Antes de que Geto pudiera responder, la puerta de la habitación se abrió. Dos mujeres entraron, una de cabello castaño oscuro y otra rubia que emanaba confianza.
—¡Excelente trabajo, Satoru! —dijo la rubia con una sonrisa amplia mientras se acercaba al albino—. Me sorprende que hayas logrado capturarlo con vida, considerando lo que hizo.
Satoru suspiró, claramente molesto.
—No estés tan animada, Yuki. Perdimos demasiados hombres por culpa de este idiota, y lo peor es que los tres fugitivos restantes lograron escapar.
Geto apretó la mandíbula, claramente irritado por el comentario. La castaña, más seria, intervino con una mirada severa hacia él.
—No te mortifiques, Gojo. Lograste atrapar al pez gordo. Eso es suficiente por ahora.
—¿Y este "pez gordo" no tiene nada que decir? —preguntó Yuki con un tono burlón mientras se acercaba a la cama de Geto.

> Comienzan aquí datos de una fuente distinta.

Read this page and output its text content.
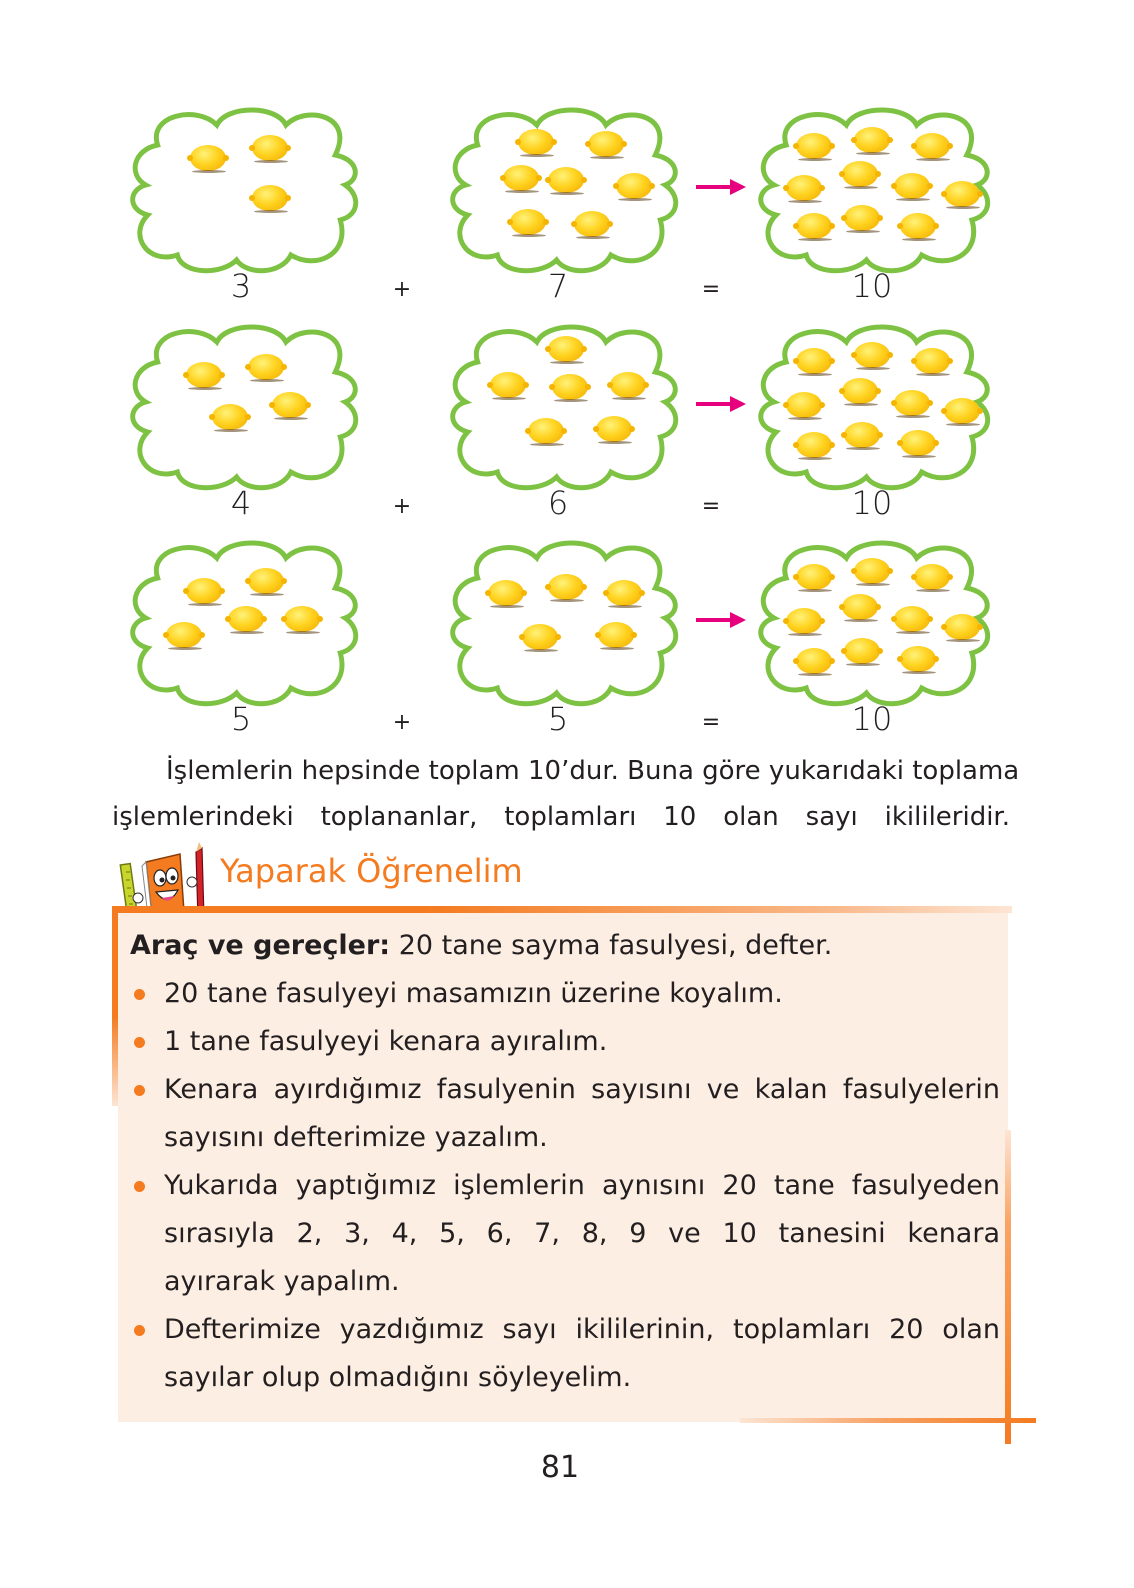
3	+	7	=	10
4	+	6	=	10
5	+	5	=	10
İşlemlerin hepsinde toplam 10’dur. Buna göre yukarıdaki toplama
işlemlerindeki toplananlar, toplamları 10 olan sayı ikilileridir.
Yaparak Öğrenelim
Araç ve gereçler: 20 tane sayma fasulyesi, defter.
20 tane fasulyeyi masamızın üzerine koyalım.
1 tane fasulyeyi kenara ayıralım.
Kenara ayırdığımız fasulyenin sayısını ve kalan fasulyelerin
sayısını defterimize yazalım.
Yukarıda yaptığımız işlemlerin aynısını 20 tane fasulyeden
sırasıyla 2, 3, 4, 5, 6, 7, 8, 9 ve 10 tanesini kenara
ayırarak yapalım.
Defterimize yazdığımız sayı ikililerinin, toplamları 20 olan
sayılar olup olmadığını söyleyelim.
81
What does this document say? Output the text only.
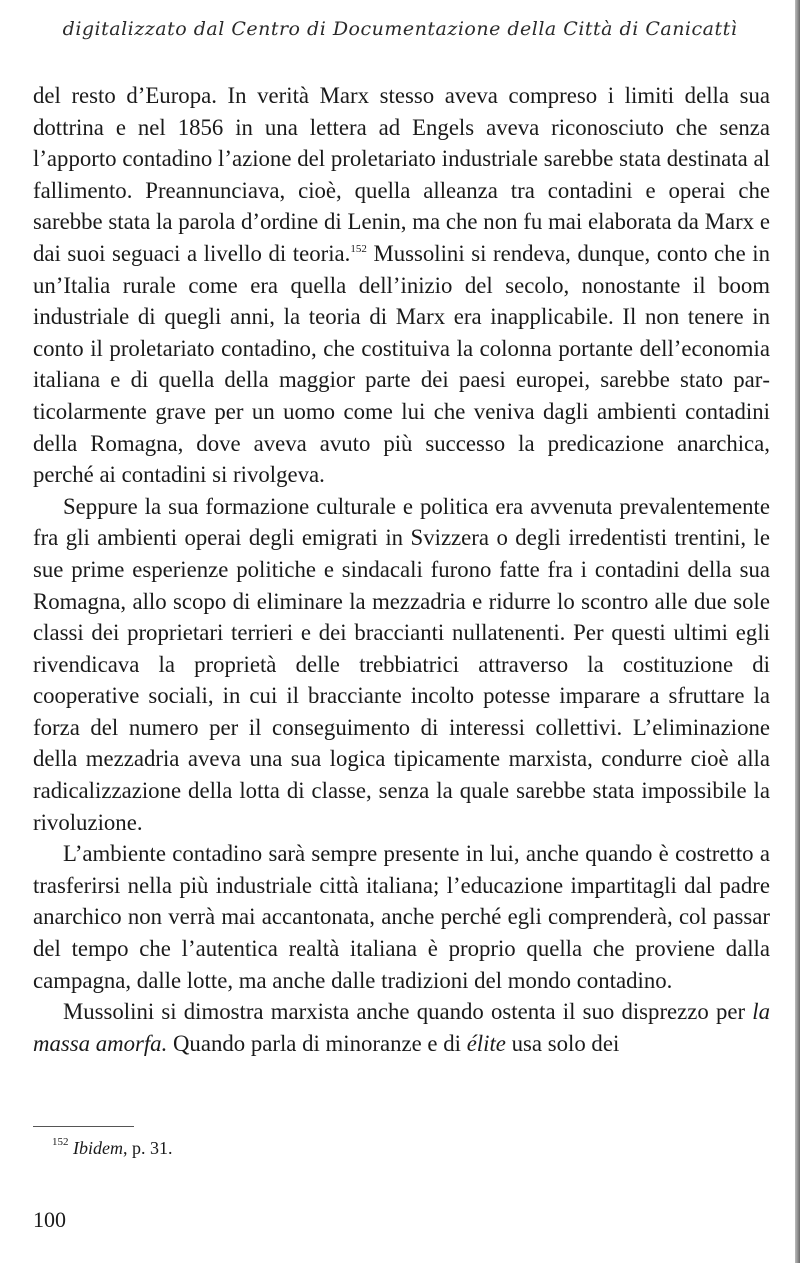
digitalizzato dal Centro di Documentazione della Città di Canicattì

del resto d’Europa. In verità Marx stesso aveva compreso i limiti della sua dottrina e nel 1856 in una lettera ad Engels aveva riconosciuto che senza l’apporto contadino l’azione del proletariato industriale sarebbe stata destinata al fallimento. Preannunciava, cioè, quella alleanza tra contadini e operai che sarebbe stata la parola d’ordine di Lenin, ma che non fu mai elaborata da Marx e dai suoi seguaci a livello di teoria.$^{152}$ Mussolini si rendeva, dunque, conto che in un’Italia rurale come era quella dell’inizio del secolo, nonostante il boom industriale di quegli anni, la teoria di Marx era inapplicabile. Il non tenere in conto il proletariato contadino, che costituiva la colonna portante dell’economia italiana e di quella della maggior parte dei paesi europei, sarebbe stato particolarmente grave per un uomo come lui che veniva dagli ambienti contadini della Romagna, dove aveva avuto più successo la predicazione anarchica, perché ai contadini si rivolgeva.

Seppure la sua formazione culturale e politica era avvenuta prevalentemente fra gli ambienti operai degli emigrati in Svizzera o degli irredentisti trentini, le sue prime esperienze politiche e sindacali furono fatte fra i contadini della sua Romagna, allo scopo di eliminare la mezzadria e ridurre lo scontro alle due sole classi dei proprietari terrieri e dei braccianti nullatenenti. Per questi ultimi egli rivendicava la proprietà delle trebbiatrici attraverso la costituzione di cooperative sociali, in cui il bracciante incolto potesse imparare a sfruttare la forza del numero per il conseguimento di interessi collettivi. L’eliminazione della mezzadria aveva una sua logica tipicamente marxista, condurre cioè alla radicalizzazione della lotta di classe, senza la quale sarebbe stata impossibile la rivoluzione.

L’ambiente contadino sarà sempre presente in lui, anche quando è costretto a trasferirsi nella più industriale città italiana; l’educazione impartitagli dal padre anarchico non verrà mai accantonata, anche perché egli comprenderà, col passar del tempo che l’autentica realtà italiana è proprio quella che proviene dalla campagna, dalle lotte, ma anche dalle tradizioni del mondo contadino.

Mussolini si dimostra marxista anche quando ostenta il suo disprezzo per la massa amorfa. Quando parla di minoranze e di élite usa solo dei

$^{152}$ Ibidem, p. 31.
100
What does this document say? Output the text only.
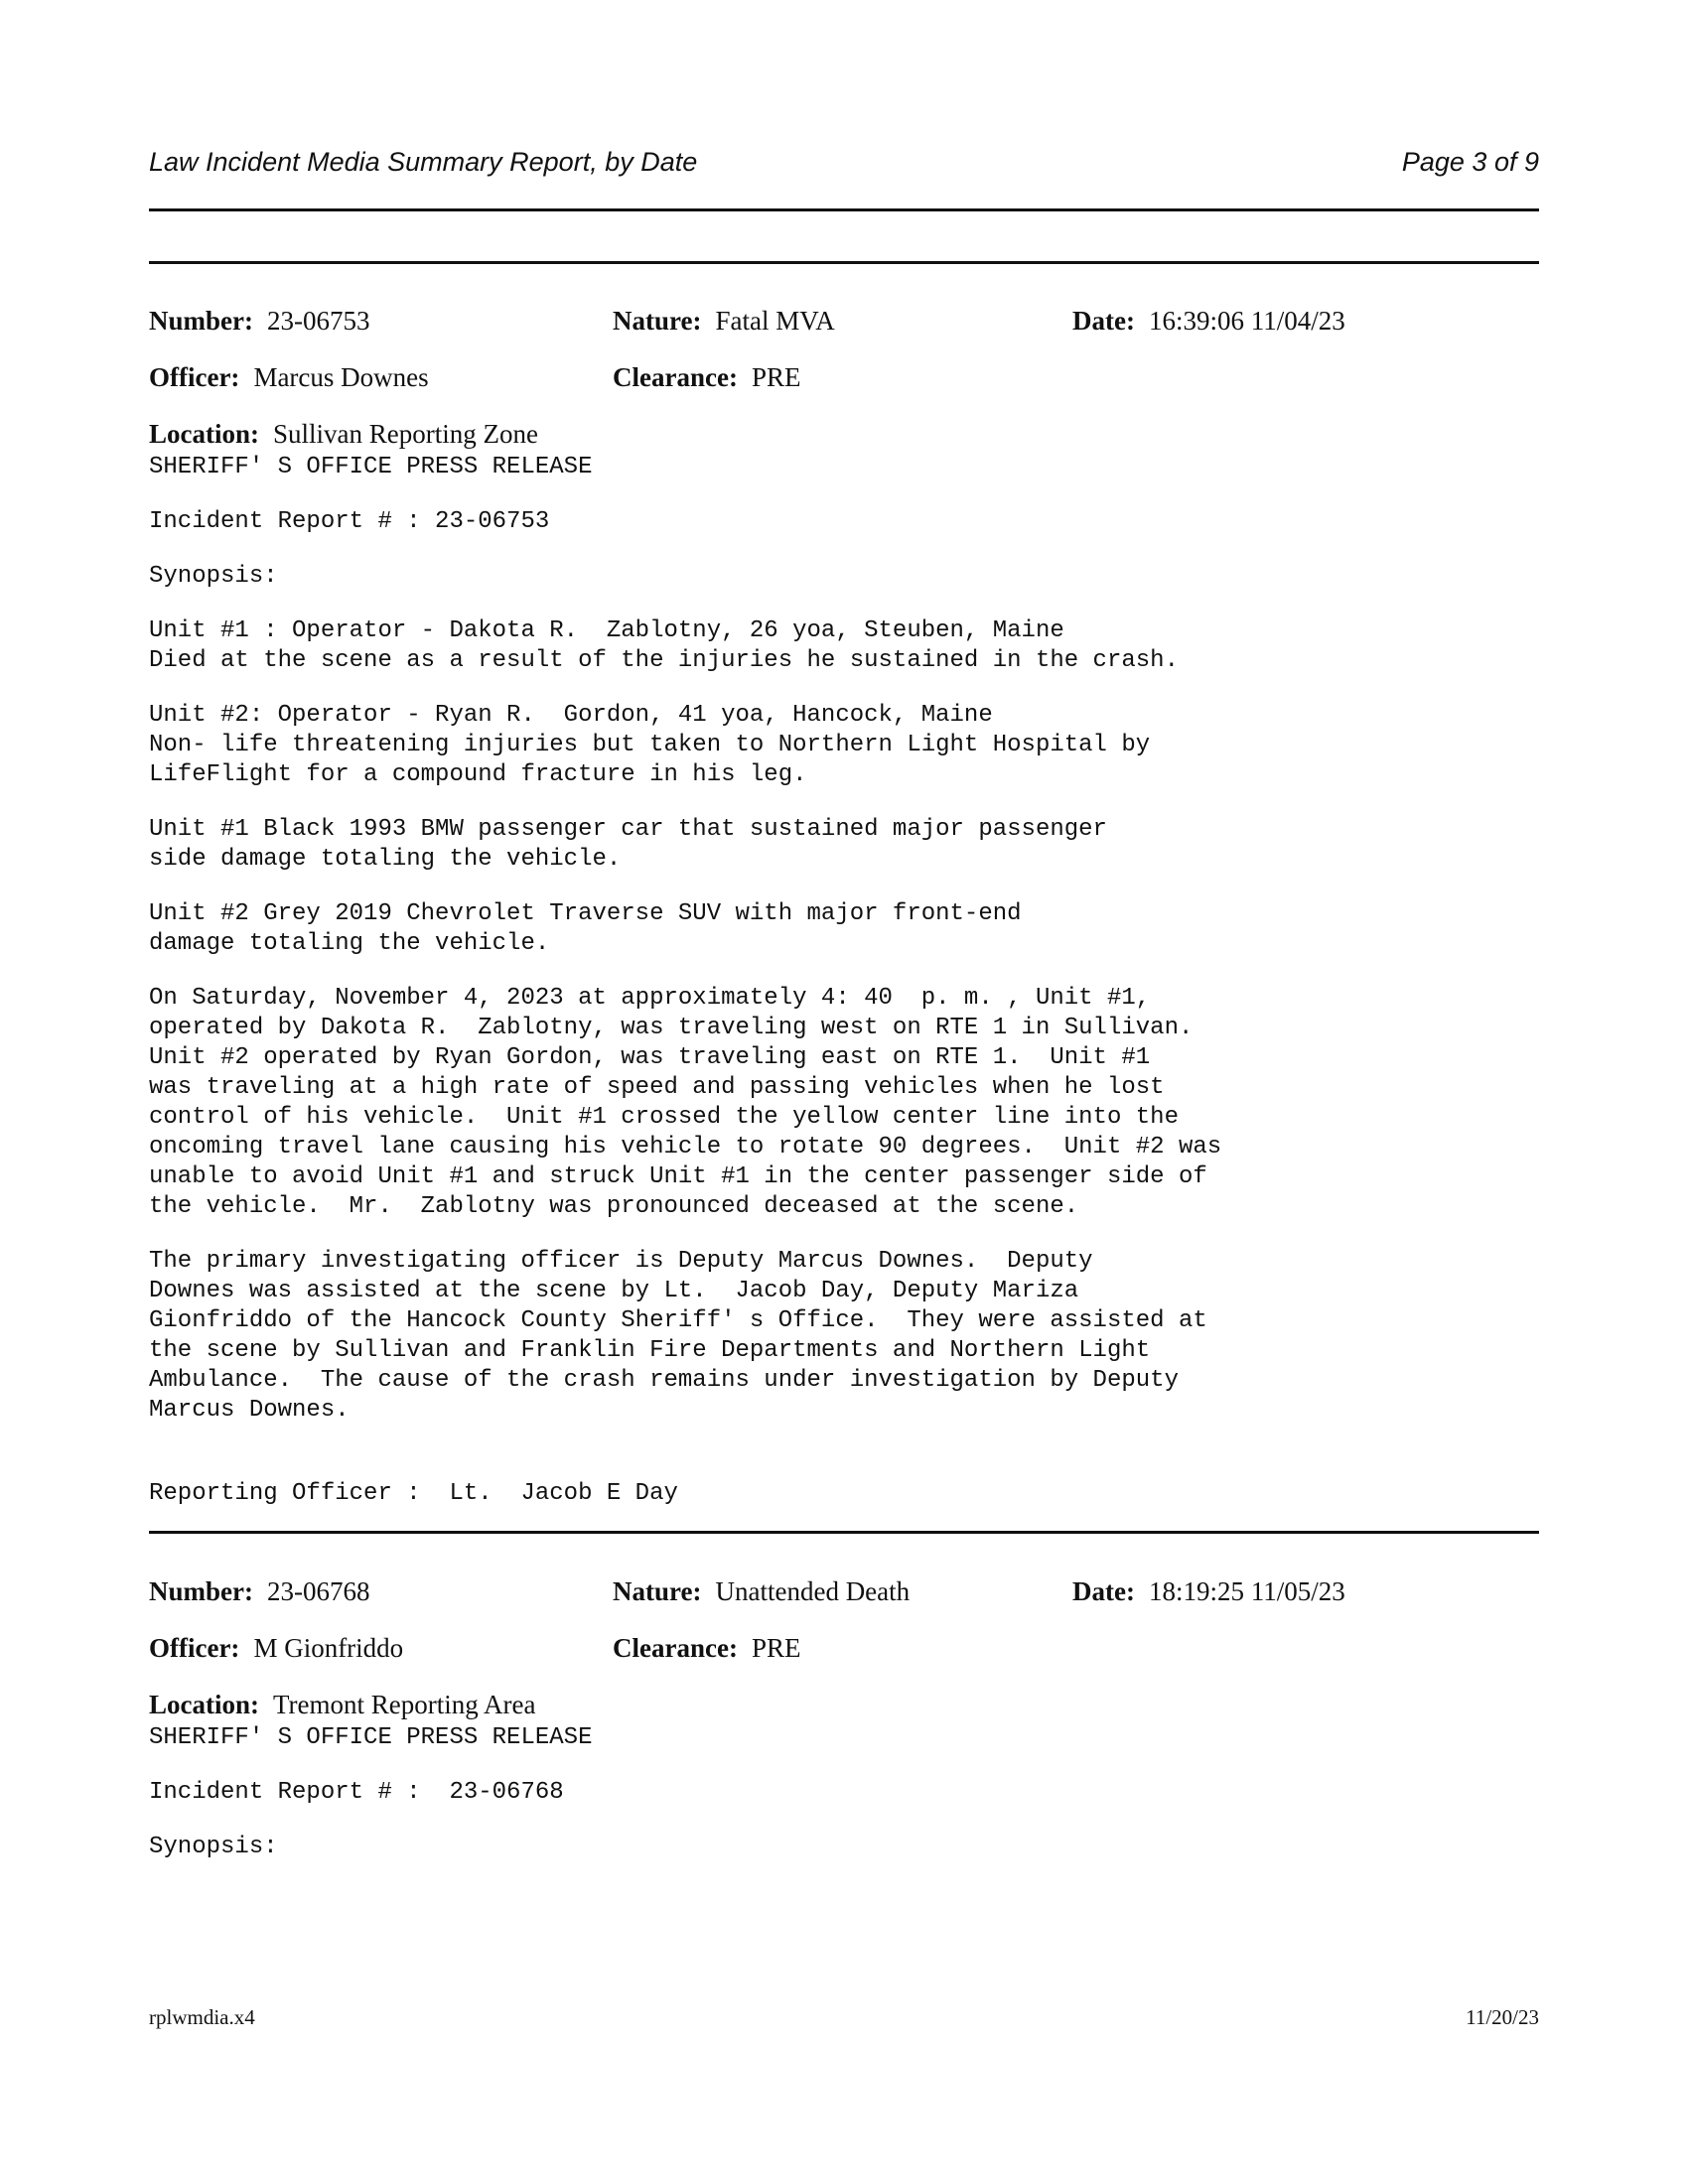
Law Incident Media Summary Report, by Date	Page 3 of 9
Number: 23-06753	Nature: Fatal MVA	Date: 16:39:06 11/04/23
Officer: Marcus Downes	Clearance: PRE
Location: Sullivan Reporting Zone

SHERIFF' S OFFICE PRESS RELEASE

Incident Report # : 23-06753

Synopsis:

Unit #1 : Operator - Dakota R.  Zablotny, 26 yoa, Steuben, Maine
Died at the scene as a result of the injuries he sustained in the crash.

Unit #2: Operator - Ryan R.  Gordon, 41 yoa, Hancock, Maine
Non- life threatening injuries but taken to Northern Light Hospital by
LifeFlight for a compound fracture in his leg.

Unit #1 Black 1993 BMW passenger car that sustained major passenger
side damage totaling the vehicle.

Unit #2 Grey 2019 Chevrolet Traverse SUV with major front-end
damage totaling the vehicle.

On Saturday, November 4, 2023 at approximately 4: 40  p. m. , Unit #1,
operated by Dakota R.  Zablotny, was traveling west on RTE 1 in Sullivan.
Unit #2 operated by Ryan Gordon, was traveling east on RTE 1.  Unit #1
was traveling at a high rate of speed and passing vehicles when he lost
control of his vehicle.  Unit #1 crossed the yellow center line into the
oncoming travel lane causing his vehicle to rotate 90 degrees.  Unit #2 was
unable to avoid Unit #1 and struck Unit #1 in the center passenger side of
the vehicle.  Mr.  Zablotny was pronounced deceased at the scene.

The primary investigating officer is Deputy Marcus Downes.  Deputy
Downes was assisted at the scene by Lt.  Jacob Day, Deputy Mariza
Gionfriddo of the Hancock County Sheriff' s Office.  They were assisted at
the scene by Sullivan and Franklin Fire Departments and Northern Light
Ambulance.  The cause of the crash remains under investigation by Deputy
Marcus Downes.

Reporting Officer :  Lt.  Jacob E Day

Number: 23-06768	Nature: Unattended Death	Date: 18:19:25 11/05/23
Officer: M Gionfriddo	Clearance: PRE
Location: Tremont Reporting Area

SHERIFF' S OFFICE PRESS RELEASE

Incident Report # :  23-06768

Synopsis:

rplwmdia.x4	11/20/23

El hombre la fulminó con la mirada, su odio evidente.
—Si no estuviera atado, te mataría a golpes.
Yuki soltó una carcajada despreocupada mientras retrocedía.
—Claro que sí, campeón. Bueno, disfruta tus últimas horas fuera de una celda, porque te espera una larga vida pudriéndote en prisión.
—Cállate.
Su tono bajo y amenazante hizo que el ambiente se tensara momentáneamente, pero Yuki simplemente sonrió y se dirigió hacia la puerta.
—Satoru, te dejo con tu nuevo amigo. Iré a informarle al jefe que nuestro invitado ya está consciente.
La rubia salió de la habitación, dejando a Satoru y a la castaña a solas con Geto.
Satoru se cruzó de brazos, su expresión relajada, pero sus ojos nunca abandonaron los de Suguru.
—Tienes suerte de estar vivo. Si hubiera sido por mí, ni siquiera estarías aquí respirando.
La castaña, quien hasta ahora había permanecido en silencio, se acercó con cautela.
—Suguru Geto... Nunca imaginé verte así.
El comentario atrajo la atención de Geto, quien fijó su mirada en ella.
—¿Y tú quién eres? ¿Otra de las perras de la policía?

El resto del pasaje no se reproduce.